Published February 27, 2009

Diana Wong / Staff Photographer

If you are looking for a cozy, shop-around-the-corner bookstore, do not, under any circumstances, take the 1 train to Columbus Circle, turn on Broadway, and walk down West 57th Street. If, however, you are an art aficionado, a fashionista, European, or would like to be some combination of the above, you most certainly should consider taking the trip to Rizzoli Bookstore.

The physical building itself is actually worth the ride. Yet, even its aesthetically pleasing window displays don’t prepare patrons for the visual feast awaiting them on the other side of its heavy doors. Rizzoli’s books sit on wooden shelves, which perfectly complement the staircase’s railing. There are chandeliers on every floor, and the molding on the ceilings is strikingly beautiful. As one employee explained, Rizzoli is home to “enjoyable architecture.” Her co-worker agreed that it’s a “pretty place.” If Rizzoli didn’t actually sell anything, it would be worth going there anyway.

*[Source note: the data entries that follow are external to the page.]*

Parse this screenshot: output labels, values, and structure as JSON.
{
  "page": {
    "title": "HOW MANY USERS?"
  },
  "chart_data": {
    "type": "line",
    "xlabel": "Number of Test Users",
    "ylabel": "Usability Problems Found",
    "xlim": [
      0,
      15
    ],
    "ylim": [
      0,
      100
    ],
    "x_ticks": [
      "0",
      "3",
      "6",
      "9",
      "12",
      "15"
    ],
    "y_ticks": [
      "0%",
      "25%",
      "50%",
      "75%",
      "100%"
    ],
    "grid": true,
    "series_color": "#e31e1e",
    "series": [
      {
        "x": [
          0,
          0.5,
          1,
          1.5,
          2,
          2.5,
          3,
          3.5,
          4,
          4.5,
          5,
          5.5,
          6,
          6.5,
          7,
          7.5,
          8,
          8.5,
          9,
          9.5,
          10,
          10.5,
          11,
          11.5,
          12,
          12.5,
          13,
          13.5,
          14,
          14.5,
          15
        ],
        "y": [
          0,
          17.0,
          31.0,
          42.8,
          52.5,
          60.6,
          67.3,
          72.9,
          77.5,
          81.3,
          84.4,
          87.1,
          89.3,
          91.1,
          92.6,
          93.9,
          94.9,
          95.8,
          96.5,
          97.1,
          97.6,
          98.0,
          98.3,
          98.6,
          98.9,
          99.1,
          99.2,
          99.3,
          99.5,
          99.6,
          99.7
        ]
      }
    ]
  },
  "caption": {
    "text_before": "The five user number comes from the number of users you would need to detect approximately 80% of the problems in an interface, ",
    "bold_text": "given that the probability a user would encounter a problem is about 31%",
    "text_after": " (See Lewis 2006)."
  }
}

Rizzoli does, however, have plenty to sell. It is an Italian-language bookstore (complete with Italian-speaking customers), featuring plenty of Italian books, European periodicals, and a well stocked travel section. Calling it only an Italian-language bookstore, however, would be like calling Italy only the land where the Romans once ruled. True? Yes. Complete picture? Absolutely not.

As a Rizzoli employee noted, “We have a lot of books about fashion, design, and art.” But the store’s wares don’t end there: an entire section houses works relating to religion, a substantial music section sells appealing alternatives to Top 40 hits, and yet another portion of the store offers a well stocked but idiosyncratic space for DVDs.

The only seating is in the back of the third floor (in the children’s section), and they don’t sell coffee, but the service is personable, and going to Rizzoli does make for “more of an enjoyable shopping experience,” as the saying goes.

True, you won’t be able to curl up with a book. But who ever curled up with the complete collection of Michelangelo’s works, anyway?